Die neue Chef-Remmidemmi-Version des - und das ist jetzt kein Scherz - erfolgreichsten deutschen Leasingfahrzeugs 2021. Bemerkenswerte 56.400 Formentors konnte man im letzten Jahr insgesamt absetzen, das sind 71,1 Prozent des gesamten Cupra-Volumens.

Wobei: Der Siegeszug des kantigen Mischlings sollte bei genauerem Hinsehen eigentlich niemanden überraschen. Eine reißbrettartigere Karriereplanung sah man zuletzt höchstens bei singenden und tanzenden Schmacht-Boys aus den 90ern.
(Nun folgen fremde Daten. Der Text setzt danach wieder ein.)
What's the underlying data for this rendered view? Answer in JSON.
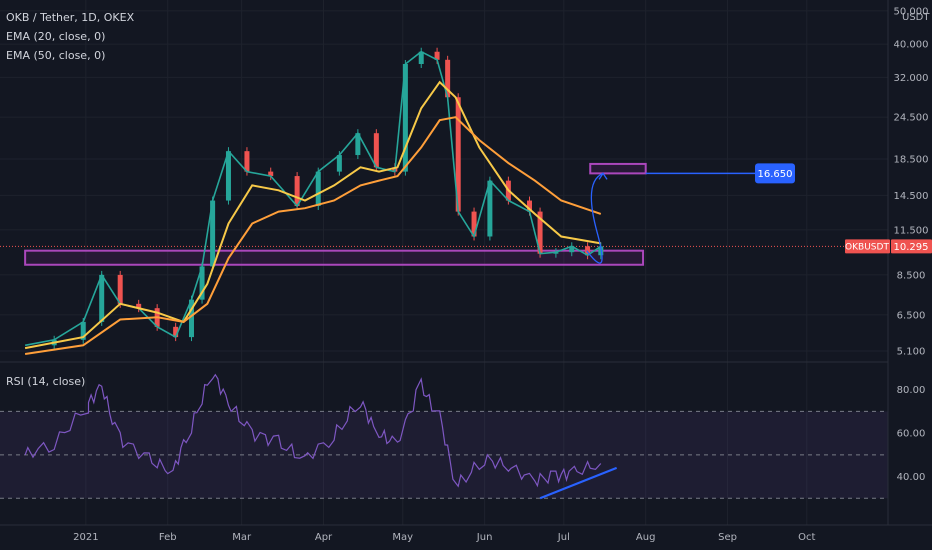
{
  "chart_data": {
    "type": "line",
    "title": "OKB / Tether, 1D, OKEX",
    "indicators": [
      "EMA (20, close, 0)",
      "EMA (50, close, 0)"
    ],
    "price_axis": {
      "unit": "USDT",
      "scale": "log",
      "ticks": [
        "50.000",
        "40.000",
        "32.000",
        "24.500",
        "18.500",
        "14.500",
        "11.500",
        "8.500",
        "6.500",
        "5.100"
      ],
      "range": [
        4.9,
        52
      ]
    },
    "time_axis": {
      "labels": [
        "2021",
        "Feb",
        "Mar",
        "Apr",
        "May",
        "Jun",
        "Jul",
        "Aug",
        "Sep",
        "Oct"
      ]
    },
    "price_series": {
      "name": "OKBUSDT",
      "x": [
        "2020-12-09",
        "2020-12-20",
        "2020-12-31",
        "2021-01-07",
        "2021-01-14",
        "2021-01-21",
        "2021-01-28",
        "2021-02-04",
        "2021-02-10",
        "2021-02-14",
        "2021-02-18",
        "2021-02-24",
        "2021-03-03",
        "2021-03-12",
        "2021-03-22",
        "2021-03-30",
        "2021-04-07",
        "2021-04-14",
        "2021-04-21",
        "2021-04-28",
        "2021-05-02",
        "2021-05-08",
        "2021-05-14",
        "2021-05-18",
        "2021-05-22",
        "2021-05-28",
        "2021-06-03",
        "2021-06-10",
        "2021-06-18",
        "2021-06-22",
        "2021-06-28",
        "2021-07-04",
        "2021-07-10",
        "2021-07-15"
      ],
      "y": [
        5.3,
        5.5,
        6.2,
        8.5,
        7.0,
        6.8,
        6.0,
        5.6,
        7.2,
        9.0,
        14.0,
        19.5,
        17.0,
        16.5,
        13.5,
        17.0,
        19.0,
        22.0,
        17.5,
        17.0,
        35.0,
        38.0,
        36.0,
        28.0,
        13.0,
        11.0,
        16.0,
        14.0,
        13.0,
        9.8,
        9.9,
        10.3,
        9.7,
        10.295
      ]
    },
    "ema_20": {
      "name": "EMA (20, close, 0)",
      "color": "#f7c948",
      "x": [
        "2020-12-09",
        "2020-12-31",
        "2021-01-14",
        "2021-01-28",
        "2021-02-07",
        "2021-02-16",
        "2021-02-24",
        "2021-03-05",
        "2021-03-15",
        "2021-03-25",
        "2021-04-05",
        "2021-04-15",
        "2021-04-22",
        "2021-04-29",
        "2021-05-08",
        "2021-05-15",
        "2021-05-21",
        "2021-05-30",
        "2021-06-10",
        "2021-06-20",
        "2021-06-30",
        "2021-07-15"
      ],
      "y": [
        5.2,
        5.6,
        7.0,
        6.6,
        6.2,
        8.0,
        12.0,
        15.5,
        15.0,
        14.0,
        15.5,
        17.5,
        17.0,
        17.5,
        26.0,
        31.0,
        28.0,
        20.0,
        15.0,
        12.8,
        11.0,
        10.5
      ]
    },
    "ema_50": {
      "name": "EMA (50, close, 0)",
      "color": "#ff9f3a",
      "x": [
        "2020-12-09",
        "2020-12-31",
        "2021-01-14",
        "2021-01-28",
        "2021-02-07",
        "2021-02-16",
        "2021-02-24",
        "2021-03-05",
        "2021-03-15",
        "2021-03-25",
        "2021-04-05",
        "2021-04-15",
        "2021-04-22",
        "2021-04-29",
        "2021-05-08",
        "2021-05-15",
        "2021-05-21",
        "2021-05-30",
        "2021-06-10",
        "2021-06-20",
        "2021-06-30",
        "2021-07-15"
      ],
      "y": [
        5.0,
        5.3,
        6.3,
        6.4,
        6.2,
        7.0,
        9.5,
        12.0,
        13.0,
        13.3,
        14.0,
        15.5,
        16.0,
        16.5,
        20.0,
        24.0,
        24.5,
        21.0,
        18.0,
        16.0,
        14.0,
        12.8
      ]
    },
    "current_price": {
      "label": "OKBUSDT",
      "value": "10.295"
    },
    "support_zone": {
      "from": "2020-12-09",
      "to": "2021-07-31",
      "low": 9.1,
      "high": 10.0
    },
    "target_zone": {
      "from": "2021-07-11",
      "to": "2021-08-01",
      "low": 16.8,
      "high": 17.9
    },
    "target_label": "16.650",
    "projection_arrow": {
      "from_date": "2021-07-18",
      "from_price": 9.4,
      "to_date": "2021-07-31",
      "to_price": 16.8
    },
    "rsi": {
      "title": "RSI (14, close)",
      "range": [
        20,
        90
      ],
      "ticks": [
        "80.00",
        "60.00",
        "40.00"
      ],
      "levels": [
        30,
        50,
        70
      ],
      "x": [
        "2020-12-09",
        "2020-12-20",
        "2021-01-02",
        "2021-01-07",
        "2021-01-14",
        "2021-01-25",
        "2021-02-03",
        "2021-02-10",
        "2021-02-18",
        "2021-02-24",
        "2021-03-05",
        "2021-03-15",
        "2021-03-25",
        "2021-04-05",
        "2021-04-15",
        "2021-04-22",
        "2021-04-29",
        "2021-05-08",
        "2021-05-15",
        "2021-05-22",
        "2021-06-01",
        "2021-06-10",
        "2021-06-20",
        "2021-06-28",
        "2021-07-05",
        "2021-07-15"
      ],
      "y": [
        50,
        55,
        72,
        82,
        58,
        48,
        42,
        62,
        88,
        74,
        60,
        56,
        48,
        58,
        75,
        60,
        55,
        82,
        68,
        36,
        48,
        45,
        38,
        40,
        42,
        46
      ],
      "divergence": {
        "from_date": "2021-06-22",
        "from_value": 30,
        "to_date": "2021-07-21",
        "to_value": 44
      }
    }
  }
}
Der Formentor wirkt wie eine rollende Marketing-Umfrage. Relativ emotional geschnitten, aber natürlich total smart. Für ein SUV viel zu nah an der Straße und wenn man vor ihm steht, wirkt er erstaunlich kompakt. Aber der Muff eines ordinären Kompaktwagens entströmt ihm auch nicht. Dafür ist er wiederum zu hoch und bold, wie es einer der knöchelhosigen Jungverkäufer im stylishen Cupra-Showroom am Münchner Odeonsplatz wohl sagen würde.
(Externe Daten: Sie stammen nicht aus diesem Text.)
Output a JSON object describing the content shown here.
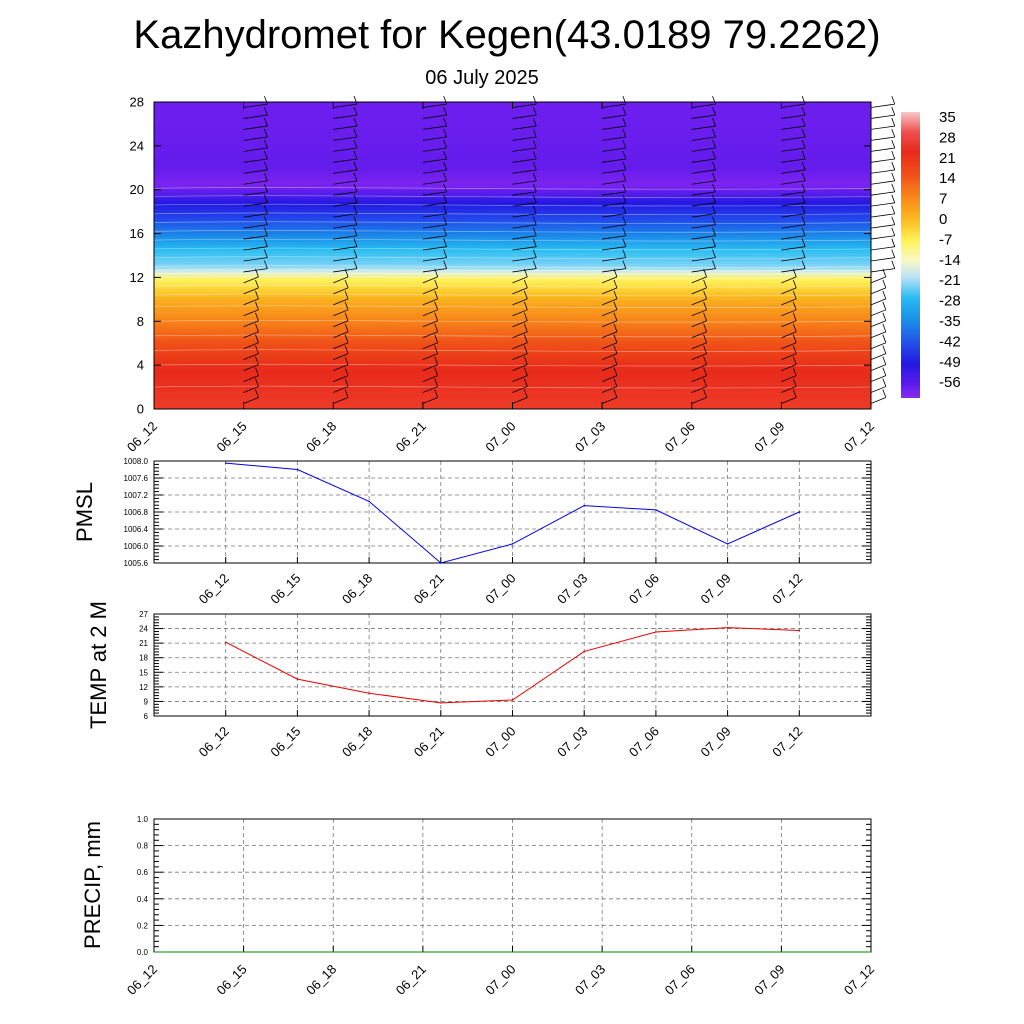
{
  "title": "Kazhydromet for Kegen(43.0189 79.2262)",
  "subtitle": "06 July 2025",
  "chart_data": [
    {
      "type": "heatmap",
      "name": "vertical-temperature-cross-section",
      "x_labels": [
        "06_12",
        "06_15",
        "06_18",
        "06_21",
        "07_00",
        "07_03",
        "07_06",
        "07_09",
        "07_12"
      ],
      "ylim": [
        0,
        28
      ],
      "y_ticks": [
        0,
        4,
        8,
        12,
        16,
        20,
        24,
        28
      ],
      "colorbar_labels": [
        "35",
        "28",
        "21",
        "14",
        "7",
        "0",
        "-7",
        "-14",
        "-21",
        "-28",
        "-35",
        "-42",
        "-49",
        "-56"
      ],
      "level_temperatures": [
        {
          "height": 0,
          "value": 28
        },
        {
          "height": 2,
          "value": 24
        },
        {
          "height": 4,
          "value": 20
        },
        {
          "height": 6,
          "value": 14
        },
        {
          "height": 8,
          "value": 8
        },
        {
          "height": 10,
          "value": 2
        },
        {
          "height": 12,
          "value": -8
        },
        {
          "height": 13,
          "value": -20
        },
        {
          "height": 15,
          "value": -30
        },
        {
          "height": 17,
          "value": -40
        },
        {
          "height": 19,
          "value": -50
        },
        {
          "height": 20.5,
          "value": -58
        },
        {
          "height": 22,
          "value": -55
        },
        {
          "height": 28,
          "value": -56
        }
      ],
      "wind_barb_columns": [
        "06_15",
        "06_18",
        "06_21",
        "07_00",
        "07_03",
        "07_06",
        "07_09",
        "07_12"
      ]
    },
    {
      "type": "line",
      "name": "pmsl",
      "ylabel": "PMSL",
      "x_labels": [
        "06_12",
        "06_15",
        "06_18",
        "06_21",
        "07_00",
        "07_03",
        "07_06",
        "07_09",
        "07_12"
      ],
      "y_ticks": [
        "1008.0",
        "1007.6",
        "1007.2",
        "1006.8",
        "1006.4",
        "1006.0",
        "1005.6"
      ],
      "ylim": [
        1005.6,
        1008.0
      ],
      "values": [
        1007.95,
        1007.8,
        1007.05,
        1005.6,
        1006.05,
        1006.95,
        1006.85,
        1006.05,
        1006.8
      ],
      "color": "#0000ee"
    },
    {
      "type": "line",
      "name": "temperature-2m",
      "ylabel": "TEMP at 2 M",
      "x_labels": [
        "06_12",
        "06_15",
        "06_18",
        "06_21",
        "07_00",
        "07_03",
        "07_06",
        "07_09",
        "07_12"
      ],
      "y_ticks": [
        "27",
        "24",
        "21",
        "18",
        "15",
        "12",
        "9",
        "6"
      ],
      "ylim": [
        6,
        27
      ],
      "values": [
        21.2,
        13.6,
        10.7,
        8.7,
        9.3,
        19.3,
        23.3,
        24.2,
        23.6
      ],
      "color": "#ee0000"
    },
    {
      "type": "line",
      "name": "precipitation",
      "ylabel": "PRECIP, mm",
      "x_labels": [
        "06_12",
        "06_15",
        "06_18",
        "06_21",
        "07_00",
        "07_03",
        "07_06",
        "07_09",
        "07_12"
      ],
      "y_ticks": [
        "1.0",
        "0.8",
        "0.6",
        "0.4",
        "0.2",
        "0.0"
      ],
      "ylim": [
        0,
        1
      ],
      "values": [
        0,
        0,
        0,
        0,
        0,
        0,
        0,
        0,
        0
      ],
      "color": "#008800"
    }
  ]
}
Er ist quasi der crossoverigste Crossover von allen und damit hipper als dritte Toiletten auf einem Grünen-Parteitag. Hybride gibt es natürlich auch. Und die kommen mit Leasingraten, bei denen selbst ein Fahrrad-Verkäufer ein schlechtes Geschäft machen würde. Sie erahnen vermutlich, warum das Teil gerade so durch die Decke geht.
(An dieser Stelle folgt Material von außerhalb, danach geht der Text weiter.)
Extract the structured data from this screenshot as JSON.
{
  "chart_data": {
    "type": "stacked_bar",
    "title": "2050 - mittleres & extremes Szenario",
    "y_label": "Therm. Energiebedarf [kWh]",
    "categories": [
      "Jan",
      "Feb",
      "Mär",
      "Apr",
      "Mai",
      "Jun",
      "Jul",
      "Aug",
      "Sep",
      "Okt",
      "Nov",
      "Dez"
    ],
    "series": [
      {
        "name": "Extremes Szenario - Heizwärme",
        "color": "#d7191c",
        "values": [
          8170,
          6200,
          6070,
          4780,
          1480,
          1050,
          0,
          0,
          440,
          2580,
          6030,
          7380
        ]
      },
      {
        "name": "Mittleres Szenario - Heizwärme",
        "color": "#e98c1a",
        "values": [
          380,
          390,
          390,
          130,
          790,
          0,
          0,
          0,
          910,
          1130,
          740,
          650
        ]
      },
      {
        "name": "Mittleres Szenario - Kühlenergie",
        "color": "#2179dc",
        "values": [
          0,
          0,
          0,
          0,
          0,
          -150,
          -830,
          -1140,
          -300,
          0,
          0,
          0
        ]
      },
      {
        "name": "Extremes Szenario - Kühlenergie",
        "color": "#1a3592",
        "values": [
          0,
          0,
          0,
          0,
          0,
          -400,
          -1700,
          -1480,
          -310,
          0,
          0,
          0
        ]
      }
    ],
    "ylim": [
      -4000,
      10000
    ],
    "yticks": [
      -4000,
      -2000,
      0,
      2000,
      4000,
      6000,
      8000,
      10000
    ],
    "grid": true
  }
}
Erfolg macht sexy. Da kann man dann auch mal ein bisschen crazy werden und die Sau rauslassen. Zum Beispiel in dem man einen 390 PS starken Fünfzylinder in sein überschaubar großes Stückzahlenwunder stopft. Das ist ein bisschen weniger smart und die himmlischen Leasingraten können Sie auch vergessen (um die 700 Euro monatlich sind es hier unserer Recherche nach bei 10.000 Kilometer jährlicher Fahrleistung), aber wen juckt das schon bei so einer einmaligen Gelegenheit.

Einmalig? Ziemlich. Der 2,5-Liter-Turbo ist aus Audi RS 3 und TT RS bestens bekannt. Und es verwundert sehr, dass die Ingolstädter das preisgekrönte Sahne-Aggregat so mir nichts dir nichts rausrücken.

Volkswagen hatte für einen besonders prägnanten Golf R vor ein paar Jahren vergeblich angefragt. Cupra kriegt den wilden Hund jetzt. Als Geschenk zum dritten Geburtstag. Da gebe es keine direkte Modellüberschneidung, heißt es von den Vier Ringen. Was genau ist denn dann mit dem RS Q3, frage ich. Aber egal, 7.000 Motoren werden geliefert und kein einziger mehr. Das wird man aushalten in Oberbayern.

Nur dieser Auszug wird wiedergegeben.